Klaviertrio #3 in B, op.121

 

  1. Allegretto amabille.
  2. Romanze. Andantino.
  3. Scherzo. Allegro.
  4. Finale. Con moto. 

 

 室内楽においてラインベルガーはそれほど一定のジャンルにこだわって取り組んではいない。習作期に20作品を超えて作った弦楽四重奏曲ですら、その後に新たに作ったわずか2曲しか出版していない。ヴァイオリンソナタも2曲。チェロソナタは1曲と、自分が得意としたオルガン曲(ソナタが20曲と他多数)、ピアノ曲(ソナタが4曲とこれまた他多数)からすれば寡作と言っていいだろう。しかしピアノ・トリオに関してはこだわりがあったようで全部で4曲作曲しており、これはピアノソナタに匹敵する。ちなみに彼の室内楽を取り上げったネット上のブログには3曲と解説しているものがいくつか散見するが、これはTHOROFONレーベルの室内楽全集しか参照してないための誤解である。この全集は第4番op.191を省略し、その拡大編曲バージョンのSextett(ピアノ6重奏曲) op.191bしか収録しかおらず、かつちゃんと解説してない事に起因している。

自筆チェロパート譜
自筆チェロパート譜

1878年に書かれたピアノ・トリオ2番 イ長調 op.112のわずか2年後に、ピアノ・トリオ3番 変ロ長調op.121(11880年)は作られている。他の室内楽の頻度からすればこれは早いペースである。全集の校訂者ハン・タイルはこの短期間に自作に取り組んだことは、作曲家は2番の出来に納得がいかなかったからではないかと述べている。実際両曲は拍子や速度設定に類似が見られ、かなり意識してることがうかがえる。

 

#3 Allegretto amabille.    3/4 (#2-Allegro 3/4)

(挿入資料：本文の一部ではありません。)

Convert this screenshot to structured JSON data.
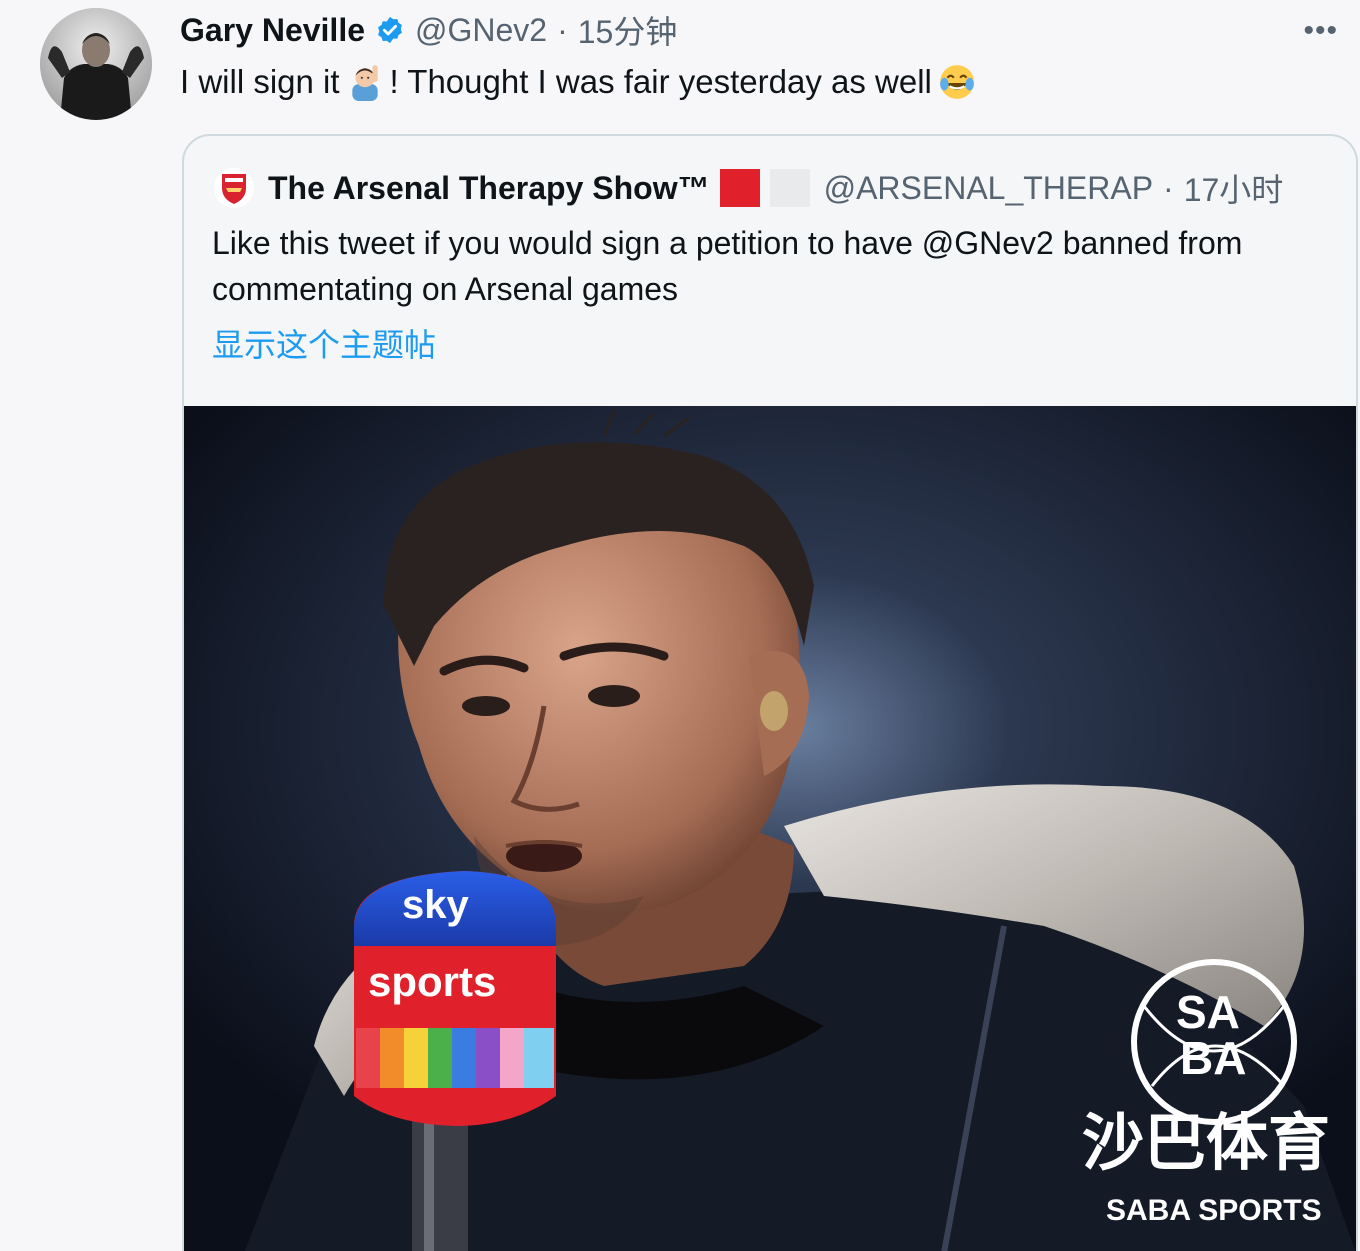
{
  "tweet": {
    "display_name": "Gary Neville",
    "handle": "@GNev2",
    "separator": "·",
    "timestamp": "15分钟",
    "text_part1": "I will sign it",
    "text_part2": "! Thought I was fair yesterday as well",
    "more_label": "•••"
  },
  "quote": {
    "display_name": "The Arsenal Therapy Show™",
    "handle": "@ARSENAL_THERAP",
    "separator": "·",
    "timestamp": "17小时",
    "text": "Like this tweet if you would sign a petition to have @GNev2 banned from commentating on Arsenal games",
    "show_thread_label": "显示这个主题帖"
  },
  "photo": {
    "mic_brand_top": "sky",
    "mic_brand_bottom": "sports",
    "watermark_cn": "沙巴体育",
    "watermark_en": "SABA SPORTS",
    "watermark_logo_top": "SA",
    "watermark_logo_bottom": "BA"
  },
  "colors": {
    "link": "#1d9bf0",
    "verified": "#1d9bf0",
    "muted": "#566370",
    "mic_red": "#e0212b",
    "mic_blue": "#1e49c8"
  }
}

#3 Romanze. Andantino. C (#2-Andantino esspressivo 2/4)

#3 Scherzo. Allegro.       3/4 (#2-Tempo di minuetto (moderato)3/4)

#3 Finale. Con moto.      2/2  (#2-Finale. Allegro con fuoco C)

曲は1880年11月21日から12月26日にかけて作曲された(清書完了の日付は12月27日)。この曲に限らず、作曲家の室内楽作品はハンス・フォン・ビューローや、その他多数の弟子たちにおいて演奏・紹介されていたためヨーロッパだけではなくアメリカにおいても非常に人気があり、盛んに演奏されていたという。アメリカ出身の弟子チャドウィックはボストンにおいて1シーズンに3回耳にしたことを伝えている。

 

1881年1月16日、ラインベルガー家で行われた恒例の日曜音楽会にて披露された。ファニーが義兄に伝えた手紙では、作曲家自身のピアノによることが示唆されている。ヴァイオリンとチェロ奏者は不明。この時期は指の疾患が再発する直前の時期のため、自らが演奏を行ったのかもしれない。